Schömig Albert, Ndrepepa Gjin, Mehilli Julinda, Schwaiger Markus, Schühlen Helmut, Nekolla Stephan, Pache Jürgen, Martinoff Stefan, Bollwein Hildegard, Kastrati Adnan
Deutsches Herzzentrum and 1. Medizinische Klinik rechts der Isar, München, Germany.
Circulation. 2003 Sep 2;108(9):1084-8. doi: 10.1161/01.CIR.0000086346.32856.9C. Epub 2003 Aug 18.
The relationship between myocardial salvage and time-to-treatment interval in patients with acute myocardial infarction (AMI) treated with coronary artery stenting or thrombolysis has not been studied.
This study analyzed 264 patients with AMI randomized to coronary stenting (133 patients) or thrombolysis (131 patients) in the setting of 2 randomized trials. Patients were divided into the following 3 groups defined by tertiles of the time-to-treatment interval: lower tertile (<165 minutes), middle tertile (165 to 280 minutes), and upper tertile (>280 minutes). Paired scintigraphic examinations were performed to obtain salvage index, which was the primary end point of the study. In the group with thrombolysis, the salvage index (median [25th; 75th] percentile) was 0.45 (0.16; 0.83) in the lower, 0.29 (0.17; 0.48) in the middle, and 0.20 (0.04; 0.46) in the upper tertile (P=0.03). In the group with stenting, the salvage index was 0.56 (0.49; 0.75) in the lower, 0.57 (0.36; 0.73) in the middle, and 0.57 (0.32; 0.75) in the upper tertile (P=0.59). In patients treated with stenting, the salvage index was greater than in patients treated with thrombolysis in the lower (0.56 versus 0.45, P=0.09), middle (0.57 versus 0.29, P=0.0003), and upper (0.57 versus 0.20, P=0.0005) tertiles of the time-to-treatment interval.
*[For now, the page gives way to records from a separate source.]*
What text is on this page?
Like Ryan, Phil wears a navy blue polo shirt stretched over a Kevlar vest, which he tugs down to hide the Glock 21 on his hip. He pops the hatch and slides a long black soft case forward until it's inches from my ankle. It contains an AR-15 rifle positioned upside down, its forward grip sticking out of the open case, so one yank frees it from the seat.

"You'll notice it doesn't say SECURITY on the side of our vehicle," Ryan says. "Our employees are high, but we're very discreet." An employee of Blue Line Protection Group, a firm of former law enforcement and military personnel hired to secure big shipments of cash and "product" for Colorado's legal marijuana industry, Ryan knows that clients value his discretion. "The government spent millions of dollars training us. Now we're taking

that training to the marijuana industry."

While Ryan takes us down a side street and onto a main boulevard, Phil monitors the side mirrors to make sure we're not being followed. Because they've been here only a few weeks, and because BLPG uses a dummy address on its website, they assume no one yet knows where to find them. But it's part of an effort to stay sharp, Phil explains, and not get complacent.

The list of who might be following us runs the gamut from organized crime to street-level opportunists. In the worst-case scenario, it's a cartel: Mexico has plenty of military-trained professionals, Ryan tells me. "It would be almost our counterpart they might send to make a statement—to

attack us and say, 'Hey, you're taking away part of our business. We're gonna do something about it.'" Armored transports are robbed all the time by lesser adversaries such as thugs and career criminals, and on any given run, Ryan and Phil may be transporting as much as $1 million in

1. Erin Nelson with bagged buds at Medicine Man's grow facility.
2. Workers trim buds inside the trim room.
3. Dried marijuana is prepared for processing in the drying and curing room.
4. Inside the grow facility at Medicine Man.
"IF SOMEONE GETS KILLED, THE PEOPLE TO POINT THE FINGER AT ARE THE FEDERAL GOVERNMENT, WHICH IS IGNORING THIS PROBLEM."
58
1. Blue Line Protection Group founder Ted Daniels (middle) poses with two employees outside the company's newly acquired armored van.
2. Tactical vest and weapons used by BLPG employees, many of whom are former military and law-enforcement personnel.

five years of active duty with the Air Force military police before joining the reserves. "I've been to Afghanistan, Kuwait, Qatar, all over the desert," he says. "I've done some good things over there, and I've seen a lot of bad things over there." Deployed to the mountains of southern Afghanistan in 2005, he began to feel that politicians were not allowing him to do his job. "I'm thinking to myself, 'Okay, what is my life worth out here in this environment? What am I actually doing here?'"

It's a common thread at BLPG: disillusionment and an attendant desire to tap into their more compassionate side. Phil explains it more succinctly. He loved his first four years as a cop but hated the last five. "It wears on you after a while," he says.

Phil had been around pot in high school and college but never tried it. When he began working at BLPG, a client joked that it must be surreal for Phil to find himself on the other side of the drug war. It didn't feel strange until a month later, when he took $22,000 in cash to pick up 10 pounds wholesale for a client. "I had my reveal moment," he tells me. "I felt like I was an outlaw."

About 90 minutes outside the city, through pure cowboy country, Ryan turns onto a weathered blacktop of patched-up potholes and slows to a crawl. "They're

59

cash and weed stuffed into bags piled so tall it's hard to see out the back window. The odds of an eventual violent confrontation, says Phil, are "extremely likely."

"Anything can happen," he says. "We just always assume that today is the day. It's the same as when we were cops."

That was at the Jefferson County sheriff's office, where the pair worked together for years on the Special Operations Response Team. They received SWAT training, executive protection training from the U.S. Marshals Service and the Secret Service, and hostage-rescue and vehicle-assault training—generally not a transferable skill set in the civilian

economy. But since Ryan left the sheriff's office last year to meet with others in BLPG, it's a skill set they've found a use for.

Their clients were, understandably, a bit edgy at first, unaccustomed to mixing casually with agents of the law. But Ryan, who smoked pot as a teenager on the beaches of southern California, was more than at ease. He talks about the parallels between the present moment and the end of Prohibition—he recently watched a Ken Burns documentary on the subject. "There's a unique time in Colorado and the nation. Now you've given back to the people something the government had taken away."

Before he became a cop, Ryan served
The influence of the time-to-treatment interval on the myocardial salvage in patients with AMI depends on the type of reperfusion therapy. Coronary artery stenting was superior to thrombolysis independent of the time-to-treatment intervals, and the difference in benefit increased with more prolonged time from symptom onset.
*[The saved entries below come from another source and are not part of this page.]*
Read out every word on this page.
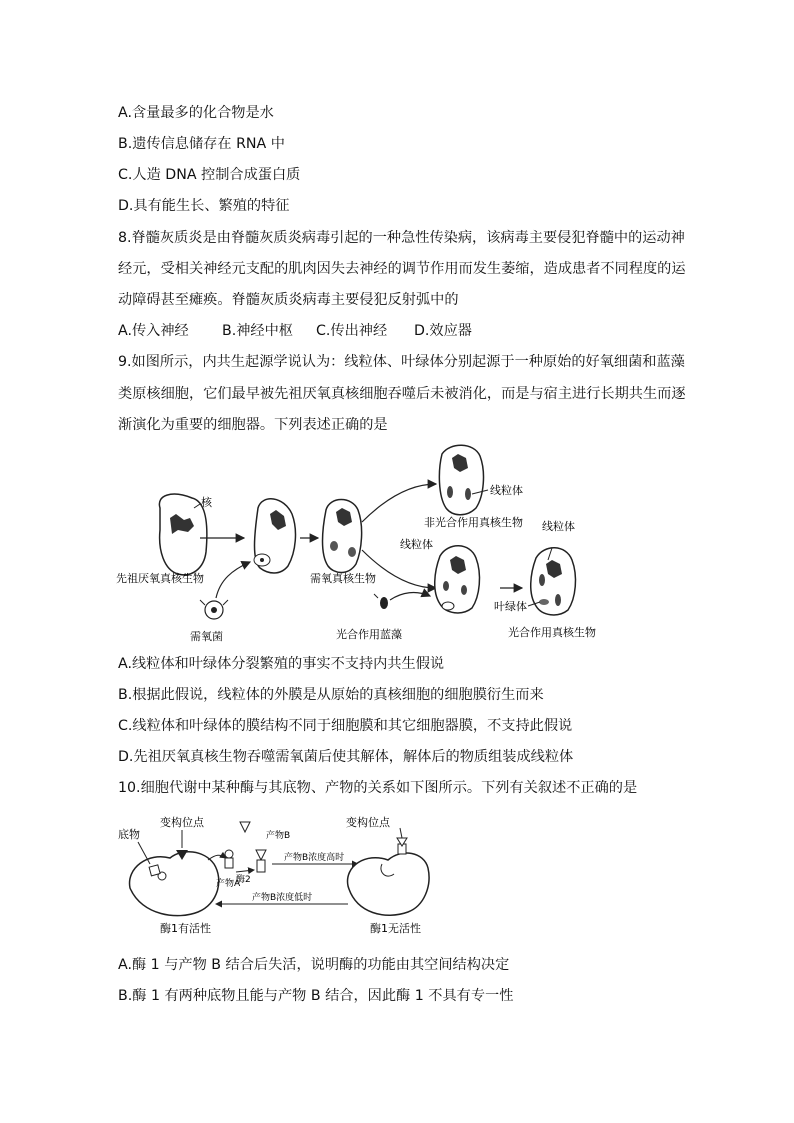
A.含量最多的化合物是水
B.遗传信息储存在 RNA 中
C.人造 DNA 控制合成蛋白质
D.具有能生长、繁殖的特征
8.脊髓灰质炎是由脊髓灰质炎病毒引起的一种急性传染病，该病毒主要侵犯脊髓中的运动神
经元，受相关神经元支配的肌肉因失去神经的调节作用而发生萎缩，造成患者不同程度的运
动障碍甚至瘫痪。脊髓灰质炎病毒主要侵犯反射弧中的
A.传入神经 B.神经中枢 C.传出神经 D.效应器
9.如图所示，内共生起源学说认为：线粒体、叶绿体分别起源于一种原始的好氧细菌和蓝藻
类原核细胞，它们最早被先祖厌氧真核细胞吞噬后未被消化，而是与宿主进行长期共生而逐
渐演化为重要的细胞器。下列表述正确的是
核
先祖厌氧真核生物
需氧菌
需氧真核生物
线粒体
非光合作用真核生物
光合作用蓝藻
线粒体
线粒体
叶绿体
光合作用真核生物
A.线粒体和叶绿体分裂繁殖的事实不支持内共生假说
B.根据此假说，线粒体的外膜是从原始的真核细胞的细胞膜衍生而来
C.线粒体和叶绿体的膜结构不同于细胞膜和其它细胞器膜，不支持此假说
D.先祖厌氧真核生物吞噬需氧菌后使其解体，解体后的物质组装成线粒体
10.细胞代谢中某种酶与其底物、产物的关系如下图所示。下列有关叙述不正确的是
底物
变构位点
产物A
酶2
产物B
产物B浓度高时
产物B浓度低时
变构位点
酶1有活性	酶1无活性
A.酶 1 与产物 B 结合后失活，说明酶的功能由其空间结构决定
B.酶 1 有两种底物且能与产物 B 结合，因此酶 1 不具有专一性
尚未研究接受冠状动脉支架置入术或溶栓治疗的急性心肌梗死(AMI)患者心肌挽救与治疗时间间隔之间的关系。
本研究在2项随机试验中分析了264例随机接受冠状动脉支架置入术(133例患者)或溶栓治疗(131例患者)的AMI患者。根据治疗时间间隔的三分位数将患者分为以下3组:低三分位数组(<165分钟)、中三分位数组(165至280分钟)和高三分位数组(>280分钟)。进行配对闪烁显像检查以获得挽救指数,这是本研究的主要终点。在溶栓治疗组中,低三分位数组的挽救指数(中位数[第25;第75]百分位数)为0.45(0.16;0.83),中三分位数组为0.29(0.17;0.48),高三分位数组为0.20(0.04;0.46)(P=0.03)。在支架置入术组中,低三分位数组的挽救指数为0.56(0.49;0.75),中三分位数组为0.57(0.36;0.73),高三分位数组为0.57(0.32;0.75)(P=0.59)。在接受支架置入术治疗的患者中,在治疗时间间隔的低三分位数组(0.56对0.45,P=0.09)、中三分位数组(0.57对0.29,P=0.0003)和高三分位数组(0.57对0.20,P=0.0005)中,挽救指数均高于接受溶栓治疗的患者。
治疗时间间隔对AMI患者心肌挽救的影响取决于再灌注治疗的类型。冠状动脉支架置入术优于溶栓治疗,且与治疗时间间隔无关,症状发作后时间越长,获益差异越大。